The Atlanta-Journal Constitution described “Touch and Agree” as “an intricate, physical conversation of actions and reactions.” “The piece featured the dancers shifting between opposing and supporting one another. After one show, an audience member told Lane he saw himself and his wife in the duet, a sign that the piece had universal appeal and potential for further development.


The opportunity to expand “Waiting” came a year later when Lane was teaching at his alma mater (North Carolina School of The Arts) in North Carolina. He named the work, “Touch & Agree” in reference to the moment during church services when members of the congregation reach out to greet one another.


“When you enter somebody’s life, and you start to physically, mentally touch them, you’ve got to make sure that you can agree to disagree,” Lane said. “You’re sharing your life with somebody, and you’re bringing somebody into your world.” A relationship can be dangerous and scary, Lane said, “but the thing about it is, how do you navigate within it to make it work?




Lane tells Living Out Loud 2.0 that it was important for him to adapt the piece for the screen to add to the global conversation around diverse representation in LGBTQIA films. 

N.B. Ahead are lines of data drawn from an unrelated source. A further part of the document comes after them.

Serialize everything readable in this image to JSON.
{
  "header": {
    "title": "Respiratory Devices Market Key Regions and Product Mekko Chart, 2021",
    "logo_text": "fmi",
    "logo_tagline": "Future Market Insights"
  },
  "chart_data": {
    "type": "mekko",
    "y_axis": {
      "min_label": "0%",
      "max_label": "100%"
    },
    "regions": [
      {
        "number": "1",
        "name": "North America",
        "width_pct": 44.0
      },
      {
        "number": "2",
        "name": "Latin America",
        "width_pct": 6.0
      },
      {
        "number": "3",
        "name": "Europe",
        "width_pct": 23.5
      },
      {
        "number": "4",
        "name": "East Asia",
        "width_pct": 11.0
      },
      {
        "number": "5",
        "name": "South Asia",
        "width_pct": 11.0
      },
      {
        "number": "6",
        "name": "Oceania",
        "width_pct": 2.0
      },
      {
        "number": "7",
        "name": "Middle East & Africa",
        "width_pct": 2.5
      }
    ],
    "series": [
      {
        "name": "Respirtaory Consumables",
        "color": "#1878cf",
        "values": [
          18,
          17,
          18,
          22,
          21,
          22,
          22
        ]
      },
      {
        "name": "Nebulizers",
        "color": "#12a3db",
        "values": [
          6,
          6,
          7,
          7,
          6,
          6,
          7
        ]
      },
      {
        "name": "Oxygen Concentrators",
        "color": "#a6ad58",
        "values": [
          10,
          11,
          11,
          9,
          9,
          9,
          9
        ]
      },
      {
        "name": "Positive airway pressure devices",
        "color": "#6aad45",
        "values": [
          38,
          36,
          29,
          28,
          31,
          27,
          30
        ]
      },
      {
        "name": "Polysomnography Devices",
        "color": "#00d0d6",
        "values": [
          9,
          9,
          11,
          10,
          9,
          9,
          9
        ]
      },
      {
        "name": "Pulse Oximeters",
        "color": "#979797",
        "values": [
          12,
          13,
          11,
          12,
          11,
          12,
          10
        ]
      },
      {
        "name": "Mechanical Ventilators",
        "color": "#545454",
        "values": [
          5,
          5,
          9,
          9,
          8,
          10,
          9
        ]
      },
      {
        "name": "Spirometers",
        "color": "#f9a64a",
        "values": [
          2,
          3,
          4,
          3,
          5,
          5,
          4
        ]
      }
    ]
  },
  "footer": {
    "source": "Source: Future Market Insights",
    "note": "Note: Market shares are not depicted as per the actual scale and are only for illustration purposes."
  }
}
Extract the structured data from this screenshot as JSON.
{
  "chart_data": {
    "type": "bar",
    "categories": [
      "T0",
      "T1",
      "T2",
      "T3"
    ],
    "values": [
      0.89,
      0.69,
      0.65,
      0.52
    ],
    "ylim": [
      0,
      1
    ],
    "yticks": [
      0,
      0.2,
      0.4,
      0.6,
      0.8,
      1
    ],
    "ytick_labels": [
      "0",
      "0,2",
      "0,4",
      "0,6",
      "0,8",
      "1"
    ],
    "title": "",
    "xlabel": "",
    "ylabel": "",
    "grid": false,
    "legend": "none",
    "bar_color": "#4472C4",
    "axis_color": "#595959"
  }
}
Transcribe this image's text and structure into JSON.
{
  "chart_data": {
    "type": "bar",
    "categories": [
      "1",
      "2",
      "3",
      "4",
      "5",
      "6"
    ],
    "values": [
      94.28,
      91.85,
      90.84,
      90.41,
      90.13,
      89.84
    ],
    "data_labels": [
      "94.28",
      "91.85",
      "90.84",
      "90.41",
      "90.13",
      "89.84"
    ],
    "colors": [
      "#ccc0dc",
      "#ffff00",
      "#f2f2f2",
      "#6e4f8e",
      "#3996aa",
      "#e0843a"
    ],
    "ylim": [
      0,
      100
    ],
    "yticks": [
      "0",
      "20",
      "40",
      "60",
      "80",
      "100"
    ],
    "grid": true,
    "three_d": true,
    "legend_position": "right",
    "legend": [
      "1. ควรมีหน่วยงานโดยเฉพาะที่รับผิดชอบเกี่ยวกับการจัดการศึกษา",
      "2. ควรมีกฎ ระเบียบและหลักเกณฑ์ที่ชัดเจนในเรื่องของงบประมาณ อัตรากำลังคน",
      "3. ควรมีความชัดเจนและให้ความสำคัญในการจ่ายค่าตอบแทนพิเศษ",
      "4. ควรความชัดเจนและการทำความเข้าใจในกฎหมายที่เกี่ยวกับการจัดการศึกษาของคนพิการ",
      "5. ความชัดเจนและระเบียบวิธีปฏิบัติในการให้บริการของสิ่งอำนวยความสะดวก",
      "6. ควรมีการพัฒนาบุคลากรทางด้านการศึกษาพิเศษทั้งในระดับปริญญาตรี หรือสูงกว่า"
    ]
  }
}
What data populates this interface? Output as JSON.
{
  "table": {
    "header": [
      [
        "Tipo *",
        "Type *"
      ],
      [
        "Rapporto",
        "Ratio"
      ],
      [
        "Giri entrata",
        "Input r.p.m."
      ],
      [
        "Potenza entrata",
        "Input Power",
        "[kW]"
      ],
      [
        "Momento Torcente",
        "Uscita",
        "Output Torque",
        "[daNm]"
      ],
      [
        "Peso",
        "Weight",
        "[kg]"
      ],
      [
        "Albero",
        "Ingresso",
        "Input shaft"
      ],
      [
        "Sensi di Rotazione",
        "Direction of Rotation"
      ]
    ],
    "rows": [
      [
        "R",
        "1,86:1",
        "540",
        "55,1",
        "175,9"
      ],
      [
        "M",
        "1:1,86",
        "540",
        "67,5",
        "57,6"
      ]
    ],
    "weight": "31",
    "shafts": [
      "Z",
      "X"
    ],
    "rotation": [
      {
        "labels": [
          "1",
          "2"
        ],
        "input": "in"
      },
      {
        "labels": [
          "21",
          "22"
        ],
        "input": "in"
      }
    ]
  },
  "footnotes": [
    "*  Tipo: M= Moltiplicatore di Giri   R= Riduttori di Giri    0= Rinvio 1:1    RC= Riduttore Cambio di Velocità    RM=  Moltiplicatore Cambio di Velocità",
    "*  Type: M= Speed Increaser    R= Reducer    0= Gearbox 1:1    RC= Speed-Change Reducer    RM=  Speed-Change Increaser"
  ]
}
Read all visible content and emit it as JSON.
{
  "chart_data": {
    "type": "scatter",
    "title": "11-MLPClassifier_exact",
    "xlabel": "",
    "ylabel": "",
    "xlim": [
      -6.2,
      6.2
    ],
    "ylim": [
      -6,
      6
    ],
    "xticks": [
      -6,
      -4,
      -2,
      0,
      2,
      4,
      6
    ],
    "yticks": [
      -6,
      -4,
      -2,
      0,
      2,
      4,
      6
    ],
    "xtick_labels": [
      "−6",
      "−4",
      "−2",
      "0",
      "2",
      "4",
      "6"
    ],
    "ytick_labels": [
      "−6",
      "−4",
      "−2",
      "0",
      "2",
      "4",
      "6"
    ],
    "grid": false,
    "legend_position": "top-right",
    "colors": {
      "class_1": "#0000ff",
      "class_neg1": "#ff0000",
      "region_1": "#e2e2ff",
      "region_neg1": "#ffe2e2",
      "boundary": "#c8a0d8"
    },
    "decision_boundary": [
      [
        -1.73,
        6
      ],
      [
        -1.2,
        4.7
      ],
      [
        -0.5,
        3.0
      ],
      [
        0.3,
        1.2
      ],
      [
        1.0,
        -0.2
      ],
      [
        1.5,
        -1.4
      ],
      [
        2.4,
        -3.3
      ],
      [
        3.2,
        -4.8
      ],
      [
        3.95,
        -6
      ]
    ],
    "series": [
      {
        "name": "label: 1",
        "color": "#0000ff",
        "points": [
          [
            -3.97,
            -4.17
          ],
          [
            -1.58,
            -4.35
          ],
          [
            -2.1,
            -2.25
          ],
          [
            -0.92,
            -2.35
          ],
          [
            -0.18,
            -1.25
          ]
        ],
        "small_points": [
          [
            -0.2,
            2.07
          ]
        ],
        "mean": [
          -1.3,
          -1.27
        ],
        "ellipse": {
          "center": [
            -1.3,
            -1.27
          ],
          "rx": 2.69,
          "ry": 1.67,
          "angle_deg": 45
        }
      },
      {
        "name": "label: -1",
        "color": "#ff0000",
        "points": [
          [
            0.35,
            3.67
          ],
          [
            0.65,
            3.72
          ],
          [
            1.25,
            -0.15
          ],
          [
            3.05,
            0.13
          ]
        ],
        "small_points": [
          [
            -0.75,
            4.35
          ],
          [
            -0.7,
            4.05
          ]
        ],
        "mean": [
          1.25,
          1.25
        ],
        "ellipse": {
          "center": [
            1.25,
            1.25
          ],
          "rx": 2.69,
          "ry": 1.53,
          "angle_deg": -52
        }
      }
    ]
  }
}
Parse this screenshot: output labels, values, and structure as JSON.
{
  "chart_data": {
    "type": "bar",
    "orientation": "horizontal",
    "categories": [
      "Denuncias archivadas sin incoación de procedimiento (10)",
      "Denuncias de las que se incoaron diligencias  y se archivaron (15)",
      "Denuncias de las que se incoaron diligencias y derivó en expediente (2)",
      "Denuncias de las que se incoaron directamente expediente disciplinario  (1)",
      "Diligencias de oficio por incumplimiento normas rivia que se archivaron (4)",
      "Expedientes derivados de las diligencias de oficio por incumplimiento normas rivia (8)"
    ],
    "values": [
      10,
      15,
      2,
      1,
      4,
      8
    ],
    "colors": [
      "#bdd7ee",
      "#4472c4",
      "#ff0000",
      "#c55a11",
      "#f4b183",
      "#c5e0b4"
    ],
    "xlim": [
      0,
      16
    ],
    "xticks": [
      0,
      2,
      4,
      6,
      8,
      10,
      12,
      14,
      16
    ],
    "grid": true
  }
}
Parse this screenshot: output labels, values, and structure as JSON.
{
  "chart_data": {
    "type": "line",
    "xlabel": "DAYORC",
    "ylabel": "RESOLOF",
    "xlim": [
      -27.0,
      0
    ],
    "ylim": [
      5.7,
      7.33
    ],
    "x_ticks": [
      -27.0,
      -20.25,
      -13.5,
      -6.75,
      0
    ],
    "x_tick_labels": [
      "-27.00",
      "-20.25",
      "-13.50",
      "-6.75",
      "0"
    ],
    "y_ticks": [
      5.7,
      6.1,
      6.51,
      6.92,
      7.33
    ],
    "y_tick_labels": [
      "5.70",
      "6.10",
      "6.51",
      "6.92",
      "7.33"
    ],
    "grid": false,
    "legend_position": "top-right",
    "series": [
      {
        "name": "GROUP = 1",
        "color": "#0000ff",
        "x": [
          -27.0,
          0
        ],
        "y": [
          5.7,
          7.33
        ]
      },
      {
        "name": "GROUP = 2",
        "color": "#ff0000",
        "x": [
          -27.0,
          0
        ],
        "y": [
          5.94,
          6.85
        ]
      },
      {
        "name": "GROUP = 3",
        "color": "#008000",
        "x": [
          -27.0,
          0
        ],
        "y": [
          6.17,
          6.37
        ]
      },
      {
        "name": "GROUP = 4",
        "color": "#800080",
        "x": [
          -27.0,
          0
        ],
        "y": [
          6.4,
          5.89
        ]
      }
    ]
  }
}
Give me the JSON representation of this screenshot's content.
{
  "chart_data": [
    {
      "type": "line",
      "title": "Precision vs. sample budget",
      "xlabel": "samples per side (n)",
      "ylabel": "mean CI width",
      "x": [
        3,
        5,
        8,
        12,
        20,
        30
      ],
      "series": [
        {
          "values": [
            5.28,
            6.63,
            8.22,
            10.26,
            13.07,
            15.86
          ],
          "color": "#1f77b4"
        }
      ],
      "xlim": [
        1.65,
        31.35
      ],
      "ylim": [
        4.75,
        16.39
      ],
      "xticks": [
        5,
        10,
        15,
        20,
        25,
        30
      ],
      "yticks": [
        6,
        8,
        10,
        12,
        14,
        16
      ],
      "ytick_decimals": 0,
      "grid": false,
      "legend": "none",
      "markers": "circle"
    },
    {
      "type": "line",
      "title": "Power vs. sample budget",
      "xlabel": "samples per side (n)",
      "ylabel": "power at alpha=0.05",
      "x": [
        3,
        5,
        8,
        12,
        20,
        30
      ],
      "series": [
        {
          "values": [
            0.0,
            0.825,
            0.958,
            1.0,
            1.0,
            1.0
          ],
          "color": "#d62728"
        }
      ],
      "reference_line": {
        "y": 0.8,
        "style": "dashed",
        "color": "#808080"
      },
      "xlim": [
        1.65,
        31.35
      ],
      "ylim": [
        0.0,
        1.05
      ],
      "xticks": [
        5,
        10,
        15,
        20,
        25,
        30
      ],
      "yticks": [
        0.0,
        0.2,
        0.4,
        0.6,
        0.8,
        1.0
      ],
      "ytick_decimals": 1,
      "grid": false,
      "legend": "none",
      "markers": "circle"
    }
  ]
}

“My first visible Black gay male figure was Gene Anthony Ray, who played the character Leroy on the TV show “Fame” in the 80s. I could relate to him. Then in the 90s, shifting to Marlon Riggs’ film “Tongues Untied.” From the opening chant, “brother to brother, brother to brother,” I knew he was making a call to action with this representation of defining and showcasing black men loving each other. Next, in the early 2000s, Patrik-Ian Polk’s “Noah Arc” was a reflection of what my friends and I were dealing with. And then you have “Moonlight” by Barry Jenkins that came busting through with more visibility. So for me, this piece is simply in conversation with all of this."


The short film is packed with the physical prowess and aesthetic of the two male dance leads, Marquis Floyd (Touch) and Lloyd Ah’Mir Boyd (Agree), but Lane says he wants the audience to be stimulated in ways beyond the obvious. 



“I wanted to show love and intimacy from my point of view.  I wanted to craft a body of work that doesn’t direct the eye to the obvious body architecture of Black gay men,” said Lane.  Shoot, we know we’re fine, but there’s so much more that we possess. I wanted the audience to see a story that ends with hope.”